The average male has a testosterone level that is between 300 and 700 nano-grams per deca-liter of blood (ng/dl). This broad range is affected by a variety of factors and aromatase is one of them. Most AI’s have shown the ability to raise testosterone to levels approaching 1200ng/dl but this has never translated into muscle growth. You may have heard the term PCT on many of the steroid forums. After a cycle of pro-hormones and steroids, the male testes tend to shrink and lower natural production and the use of anti-estrogens helps reverse this effect faster than natural recovery alone. With anti-estrogens, there are two basic technologies that have similar effects.
The first are anti-aromatase agents, which limit the aromatase enzyme that converts testosterone to estrogen. The body has a feedback mechanism for estrogen that senses when estrogen levels get too low (the male body DOES need estrogen to function). If the estrogen levels get too low, then the body responds by making more testosterone which in theory converts to estrogen and corrects the problem. Estrogen (or lack of) is sensed by the pituitary gland and the testes are instructed via Luteinizing hormone to make more or less testosterone. So, by lowering estrogen artificially, the body is told to make more via increasing testosterone.Anti-aromatase agents temporarily lower estrogen to trick the body into producing more testosterone. This actually works really well, but there can be negative effects. Prescription Anti-Aromatase products are Arimidex(R), Letrozol(R) and Exemestane(R). These ingredients are illegal to sell to males except for special circumstances like breast cancer, but we have many natural agents that do the same thing which is great for the bodybuilder who is trying to increase natural testosterone levels or recover from a cycle of steroids.

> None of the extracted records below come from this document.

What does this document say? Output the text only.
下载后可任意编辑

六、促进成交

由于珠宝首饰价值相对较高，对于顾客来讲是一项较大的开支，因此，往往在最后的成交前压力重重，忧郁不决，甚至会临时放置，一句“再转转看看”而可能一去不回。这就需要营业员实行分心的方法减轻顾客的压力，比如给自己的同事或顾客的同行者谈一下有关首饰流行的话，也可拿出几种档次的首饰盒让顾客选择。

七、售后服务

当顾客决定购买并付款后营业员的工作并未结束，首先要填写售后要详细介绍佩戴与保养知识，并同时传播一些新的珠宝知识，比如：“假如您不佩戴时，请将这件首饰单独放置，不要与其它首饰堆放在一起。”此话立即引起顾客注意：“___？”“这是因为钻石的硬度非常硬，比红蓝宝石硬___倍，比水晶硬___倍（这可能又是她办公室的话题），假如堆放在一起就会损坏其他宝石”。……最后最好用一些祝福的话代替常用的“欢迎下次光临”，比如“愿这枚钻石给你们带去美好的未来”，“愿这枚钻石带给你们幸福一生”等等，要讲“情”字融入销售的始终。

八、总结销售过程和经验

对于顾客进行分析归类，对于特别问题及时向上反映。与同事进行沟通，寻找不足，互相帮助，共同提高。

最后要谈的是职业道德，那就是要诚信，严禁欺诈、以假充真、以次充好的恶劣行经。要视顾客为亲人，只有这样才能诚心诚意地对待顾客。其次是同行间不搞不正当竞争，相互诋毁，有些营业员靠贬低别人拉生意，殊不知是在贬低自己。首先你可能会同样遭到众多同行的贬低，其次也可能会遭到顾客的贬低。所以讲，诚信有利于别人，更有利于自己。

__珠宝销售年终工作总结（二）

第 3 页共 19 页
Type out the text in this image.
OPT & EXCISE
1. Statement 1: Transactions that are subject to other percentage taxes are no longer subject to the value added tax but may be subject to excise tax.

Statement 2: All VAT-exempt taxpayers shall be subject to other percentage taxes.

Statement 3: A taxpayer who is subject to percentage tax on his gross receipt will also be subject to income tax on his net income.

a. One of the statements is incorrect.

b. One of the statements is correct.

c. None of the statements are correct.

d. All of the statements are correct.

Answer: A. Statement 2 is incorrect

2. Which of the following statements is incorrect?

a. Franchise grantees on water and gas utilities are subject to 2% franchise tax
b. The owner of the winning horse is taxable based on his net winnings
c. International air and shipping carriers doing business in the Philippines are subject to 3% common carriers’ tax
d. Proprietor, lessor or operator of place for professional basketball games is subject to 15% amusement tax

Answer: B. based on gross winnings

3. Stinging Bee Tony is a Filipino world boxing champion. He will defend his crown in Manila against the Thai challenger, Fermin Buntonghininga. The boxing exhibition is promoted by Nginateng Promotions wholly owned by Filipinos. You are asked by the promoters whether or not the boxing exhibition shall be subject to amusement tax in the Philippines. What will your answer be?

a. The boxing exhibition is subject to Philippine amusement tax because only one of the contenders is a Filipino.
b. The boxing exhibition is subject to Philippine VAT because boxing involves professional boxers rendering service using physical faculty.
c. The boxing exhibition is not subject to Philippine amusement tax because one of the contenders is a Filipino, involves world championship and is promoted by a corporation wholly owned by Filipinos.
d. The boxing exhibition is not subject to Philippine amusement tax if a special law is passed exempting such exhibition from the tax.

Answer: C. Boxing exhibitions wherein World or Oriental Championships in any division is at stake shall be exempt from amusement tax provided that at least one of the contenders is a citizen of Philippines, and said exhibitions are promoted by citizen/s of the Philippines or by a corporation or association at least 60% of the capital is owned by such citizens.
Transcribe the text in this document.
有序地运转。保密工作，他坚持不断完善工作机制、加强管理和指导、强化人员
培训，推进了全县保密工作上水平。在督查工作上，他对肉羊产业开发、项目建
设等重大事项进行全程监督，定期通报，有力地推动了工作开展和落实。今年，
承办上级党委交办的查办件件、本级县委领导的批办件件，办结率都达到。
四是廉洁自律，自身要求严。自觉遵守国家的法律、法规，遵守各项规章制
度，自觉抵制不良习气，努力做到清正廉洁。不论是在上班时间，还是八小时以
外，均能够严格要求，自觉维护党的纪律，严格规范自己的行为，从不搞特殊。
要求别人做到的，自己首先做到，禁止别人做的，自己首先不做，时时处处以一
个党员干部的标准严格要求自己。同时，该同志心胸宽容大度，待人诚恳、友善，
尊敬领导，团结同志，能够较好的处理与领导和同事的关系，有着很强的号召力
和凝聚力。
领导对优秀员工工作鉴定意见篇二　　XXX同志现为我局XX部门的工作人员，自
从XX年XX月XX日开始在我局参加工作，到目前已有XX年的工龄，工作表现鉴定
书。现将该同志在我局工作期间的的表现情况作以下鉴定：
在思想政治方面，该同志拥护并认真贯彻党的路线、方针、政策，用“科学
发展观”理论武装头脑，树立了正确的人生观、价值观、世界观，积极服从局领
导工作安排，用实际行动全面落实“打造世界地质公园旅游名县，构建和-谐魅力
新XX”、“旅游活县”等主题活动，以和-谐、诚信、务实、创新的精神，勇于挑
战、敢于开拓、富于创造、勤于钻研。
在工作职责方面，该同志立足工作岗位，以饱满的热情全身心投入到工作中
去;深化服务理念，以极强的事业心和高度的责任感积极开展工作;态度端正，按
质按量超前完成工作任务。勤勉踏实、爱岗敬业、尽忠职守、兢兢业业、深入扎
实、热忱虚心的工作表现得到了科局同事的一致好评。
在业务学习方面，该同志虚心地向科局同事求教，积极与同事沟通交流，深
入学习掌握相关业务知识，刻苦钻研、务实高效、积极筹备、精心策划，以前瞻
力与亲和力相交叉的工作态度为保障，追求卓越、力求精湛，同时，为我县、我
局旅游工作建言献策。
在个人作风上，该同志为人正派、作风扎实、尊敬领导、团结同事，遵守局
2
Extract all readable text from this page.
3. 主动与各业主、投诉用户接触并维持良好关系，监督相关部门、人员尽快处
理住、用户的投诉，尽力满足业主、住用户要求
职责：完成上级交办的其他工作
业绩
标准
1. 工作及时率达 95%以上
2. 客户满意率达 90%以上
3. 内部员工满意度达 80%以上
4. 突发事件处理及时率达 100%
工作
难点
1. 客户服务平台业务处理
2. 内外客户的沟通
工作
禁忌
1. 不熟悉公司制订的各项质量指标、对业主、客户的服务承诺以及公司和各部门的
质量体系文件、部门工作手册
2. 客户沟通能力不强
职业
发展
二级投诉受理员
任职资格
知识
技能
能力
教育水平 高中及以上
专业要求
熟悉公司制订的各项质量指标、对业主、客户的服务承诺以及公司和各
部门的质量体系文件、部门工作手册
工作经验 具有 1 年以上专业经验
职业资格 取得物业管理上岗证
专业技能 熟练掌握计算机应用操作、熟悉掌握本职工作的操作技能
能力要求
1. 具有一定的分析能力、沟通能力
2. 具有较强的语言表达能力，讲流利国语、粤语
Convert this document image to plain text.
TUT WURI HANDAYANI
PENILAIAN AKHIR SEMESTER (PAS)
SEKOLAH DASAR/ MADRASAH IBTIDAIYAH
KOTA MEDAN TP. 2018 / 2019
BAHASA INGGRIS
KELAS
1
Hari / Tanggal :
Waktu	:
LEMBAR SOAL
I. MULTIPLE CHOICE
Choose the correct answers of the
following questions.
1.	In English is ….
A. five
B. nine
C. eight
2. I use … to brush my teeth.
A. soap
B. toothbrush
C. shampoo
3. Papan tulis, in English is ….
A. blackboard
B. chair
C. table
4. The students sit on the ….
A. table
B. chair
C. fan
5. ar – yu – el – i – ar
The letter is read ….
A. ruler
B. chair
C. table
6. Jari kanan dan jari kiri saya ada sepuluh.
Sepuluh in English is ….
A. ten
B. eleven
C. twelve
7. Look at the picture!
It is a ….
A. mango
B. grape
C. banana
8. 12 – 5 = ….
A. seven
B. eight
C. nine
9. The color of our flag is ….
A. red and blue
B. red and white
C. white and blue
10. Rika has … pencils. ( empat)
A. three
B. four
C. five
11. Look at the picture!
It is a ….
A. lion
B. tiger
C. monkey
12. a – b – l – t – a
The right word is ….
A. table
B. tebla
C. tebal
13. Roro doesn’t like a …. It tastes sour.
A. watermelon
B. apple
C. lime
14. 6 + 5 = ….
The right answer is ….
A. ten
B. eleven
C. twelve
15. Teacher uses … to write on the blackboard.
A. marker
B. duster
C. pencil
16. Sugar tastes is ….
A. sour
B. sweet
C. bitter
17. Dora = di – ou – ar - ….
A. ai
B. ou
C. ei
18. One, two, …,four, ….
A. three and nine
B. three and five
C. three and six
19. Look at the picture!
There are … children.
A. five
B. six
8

These limit the conversion of testosterone to estrogen by binding and inactivating the aromatase enzyme, which has the downstream effect of raising testosterone via a feedback loop that is dependent on estrogen (estrogen is reduced, so the body creates more testosterone as a raw material) AI’s have two methods of reduction. First, there is a suicide inhibitor, which locks up and deactivates the enzyme. The other method, competitive inhibition only temporarily blocks the enzyme from having activity. The items on the bodybuilding market are suicide inhibitors, which still work well enough to cause a major increase in testosterone for most males however these will not really work in females unless via some other pathway such as DHEA. Sadly in the current studies, this reduction in estrogen and the boost in testosterone doesn’t translate into muscle gain, which is puzzling. I think if properly stacked with other items this could be a very good way to increase testosterone, but it seems that the body has many ways of reducing excess testosterone or the lab is seeing cross reaction which is the AI itself “looks” like testosterone on the test. The debate of whether to use AI’s as a valid means to boost testosterone is one that is heated. Many experts and honestly most pharmaceutical steroid recovery agents are competitive ER inhibitors like Tamoxifen (NolvadexTM) which is interesting. The problem with any of the competitive receptor blockers on the market is that they suffer from rapid metabolic clearing via sulfation and glucoronidation.
This process is how the body removes anything that isn’t food and there is a ton of it in the liver, making oral products very difficult design with any positive effect due to the rapid clearing of the ingredient. Ways around these metabolism routes are sublingual delivery (under the tongue), transdermal delivery (on the skin) or by blocking them with additional items that compete for the enzyme.